As notificações foram enviadas em conjunto pela SPA e pela Receita Federal. As fintechs que receberam as notificações devem encerrar imediatamente qualquer relação com as casas de apostas identificadas como ilegais. Caso contrário, poderão ser responsabilizadas solidariamente e enfrentarem multas com base nos valores movimentados.
Decreto e prazos
Essas ações estão respaldadas por um decreto assinado por Lula em junho, que estabeleceu mecanismos para o bloqueio de recursos de casas de apostas ilegais e ampliou a responsabilização dos intermediários financeiros. Embora o governo tenha afirmado que o bloqueio de valores ainda não foi efetivado, um prazo foi dado até o final de agosto para que as instituições se ajustem às novas regulamentações.
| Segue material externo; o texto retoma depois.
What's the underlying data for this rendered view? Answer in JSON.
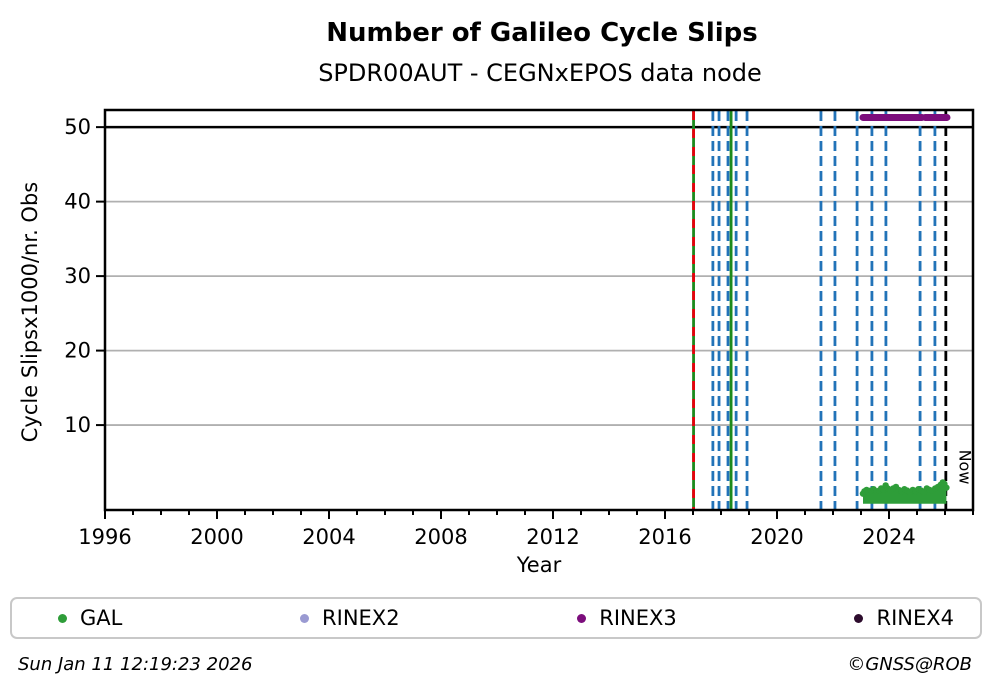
{
  "footer": {
    "timestamp": "Sun Jan 11 12:19:23 2026",
    "credit": "©GNSS@ROB"
  },
  "legend": [
    {
      "label": "GAL",
      "color": "#2e9d39"
    },
    {
      "label": "RINEX2",
      "color": "#9a9ad2"
    },
    {
      "label": "RINEX3",
      "color": "#7c0d7c"
    },
    {
      "label": "RINEX4",
      "color": "#2d0c2d"
    }
  ],
  "colors": {
    "grid": "#b0b0b0",
    "frame": "#000000",
    "blue_event": "#2273b8",
    "green_event": "#1d8a1d",
    "red_event": "#e8000d",
    "now_line": "#000000",
    "rinex3_line": "#7c0d7c",
    "gal_scatter": "#2e9d39"
  },
  "chart_data": {
    "type": "scatter",
    "title": "Number of Galileo Cycle Slips",
    "subtitle": "SPDR00AUT - CEGNxEPOS data node",
    "xlabel": "Year",
    "ylabel": "Cycle Slipsx1000/nr. Obs",
    "xlim": [
      1996,
      2027
    ],
    "ylim": [
      -1.4,
      52.3
    ],
    "x_major_ticks": [
      1996,
      2000,
      2004,
      2008,
      2012,
      2016,
      2020,
      2024
    ],
    "x_minor_step": 1,
    "y_ticks": [
      10,
      20,
      30,
      40,
      50
    ],
    "reference_line_y": 50,
    "grid": true,
    "legend_position": "bottom",
    "event_lines": [
      {
        "x": 2017.02,
        "color": "green",
        "style": "solid"
      },
      {
        "x": 2017.02,
        "color": "red",
        "style": "dashed"
      },
      {
        "x": 2017.71,
        "color": "blue",
        "style": "dashed"
      },
      {
        "x": 2017.93,
        "color": "blue",
        "style": "dashed"
      },
      {
        "x": 2018.25,
        "color": "blue",
        "style": "dashed"
      },
      {
        "x": 2018.36,
        "color": "green",
        "style": "solid"
      },
      {
        "x": 2018.54,
        "color": "blue",
        "style": "dashed"
      },
      {
        "x": 2018.93,
        "color": "blue",
        "style": "dashed"
      },
      {
        "x": 2021.57,
        "color": "blue",
        "style": "dashed"
      },
      {
        "x": 2022.07,
        "color": "blue",
        "style": "dashed"
      },
      {
        "x": 2022.86,
        "color": "blue",
        "style": "dashed"
      },
      {
        "x": 2023.39,
        "color": "blue",
        "style": "dashed"
      },
      {
        "x": 2023.89,
        "color": "blue",
        "style": "dashed"
      },
      {
        "x": 2025.11,
        "color": "blue",
        "style": "dashed"
      },
      {
        "x": 2025.64,
        "color": "blue",
        "style": "dashed"
      }
    ],
    "now_marker": {
      "x": 2026.03,
      "label": "Now"
    },
    "rinex3_availability": {
      "y": 51.3,
      "segments": [
        [
          2023.07,
          2025.18
        ],
        [
          2025.29,
          2026.07
        ]
      ]
    },
    "gal_series": {
      "name": "GAL",
      "base": -0.55,
      "top_profile": [
        [
          2023.07,
          0.8
        ],
        [
          2023.12,
          1.1
        ],
        [
          2023.2,
          1.3
        ],
        [
          2023.28,
          1.0
        ],
        [
          2023.35,
          1.2
        ],
        [
          2023.45,
          1.4
        ],
        [
          2023.55,
          1.1
        ],
        [
          2023.65,
          1.2
        ],
        [
          2023.72,
          1.5
        ],
        [
          2023.8,
          1.3
        ],
        [
          2023.88,
          1.9
        ],
        [
          2023.95,
          1.5
        ],
        [
          2024.05,
          1.2
        ],
        [
          2024.15,
          1.5
        ],
        [
          2024.25,
          1.7
        ],
        [
          2024.35,
          1.3
        ],
        [
          2024.45,
          1.1
        ],
        [
          2024.55,
          1.4
        ],
        [
          2024.65,
          1.2
        ],
        [
          2024.75,
          1.0
        ],
        [
          2024.85,
          1.3
        ],
        [
          2024.95,
          1.1
        ],
        [
          2025.05,
          1.4
        ],
        [
          2025.15,
          1.2
        ],
        [
          2025.25,
          1.0
        ],
        [
          2025.35,
          1.5
        ],
        [
          2025.45,
          1.3
        ],
        [
          2025.55,
          1.2
        ],
        [
          2025.65,
          1.5
        ],
        [
          2025.75,
          1.7
        ],
        [
          2025.85,
          2.0
        ],
        [
          2025.92,
          2.3
        ],
        [
          2025.98,
          2.1
        ],
        [
          2026.05,
          1.6
        ]
      ]
    }
  }
}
Após esse prazo, notificações poderão incluir determinações de bloqueio e procedimentos administrativos que serão conduzidos pelo Ministério da Justiça. O Banco Central, que supervisiona o sistema financeiro, foi solicitado a atuar, mas argumentou que a execução das medidas cabe às instituições financeiras.
Impacto e regulamentação do setor
Desde a promulgação do decreto, o governo relatou que pelo menos cinco empresas irregulares encerraram suas atividades. A estimativa é que entre 41% e 51% das plataformas de apostas acessadas por brasileiros funcionem sem licença, atingindo cerca de 25,2 milhões de usuários.
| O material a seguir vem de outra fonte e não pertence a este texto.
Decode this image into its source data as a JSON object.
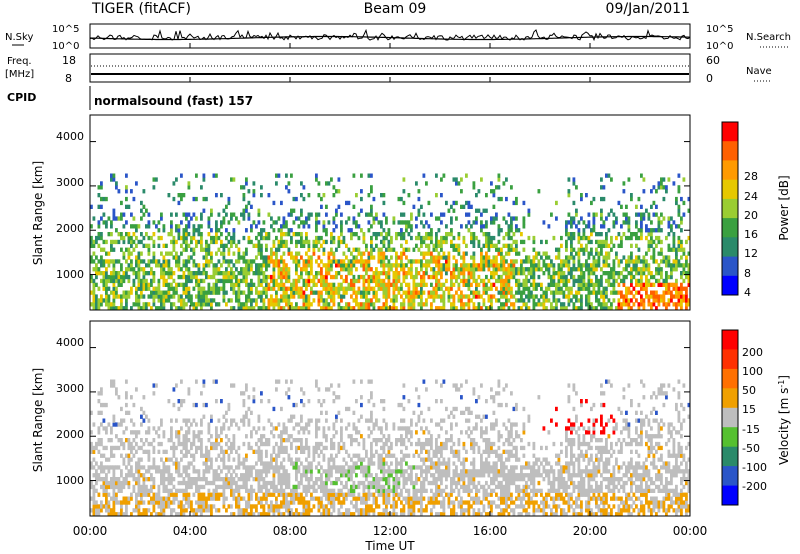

As casas de apostas não autorizadas não são obrigadas a cumprir as regras impostas às operadoras regularizadas, como a taxa de licenciamento de R$ 30 milhões, manutenção de sede no país, reserva financeira para prêmios e o recolhimento de tributos. Além disso, não seguem diretrizes de publicidade e proteção ao apostador.
Futuro das apostas no Brasil
A regulamentação do setor se intensificou em 2023, com o governo promovendo a aprovação de uma lei que disciplina as apostas esportivas e jogos online. Essa medida visa organizar um mercado que cresceu rapidamente desde a liberação das apostas de quota fixa em 2018, que ocorreu sem uma regulamentação efetiva nos anos subsequentes. Com a fiscalização em curso, a Fazenda busca restringir a atuação das plataformas não licenciadas e aumentar o controle em um setor que movimenta bilhões anualmente.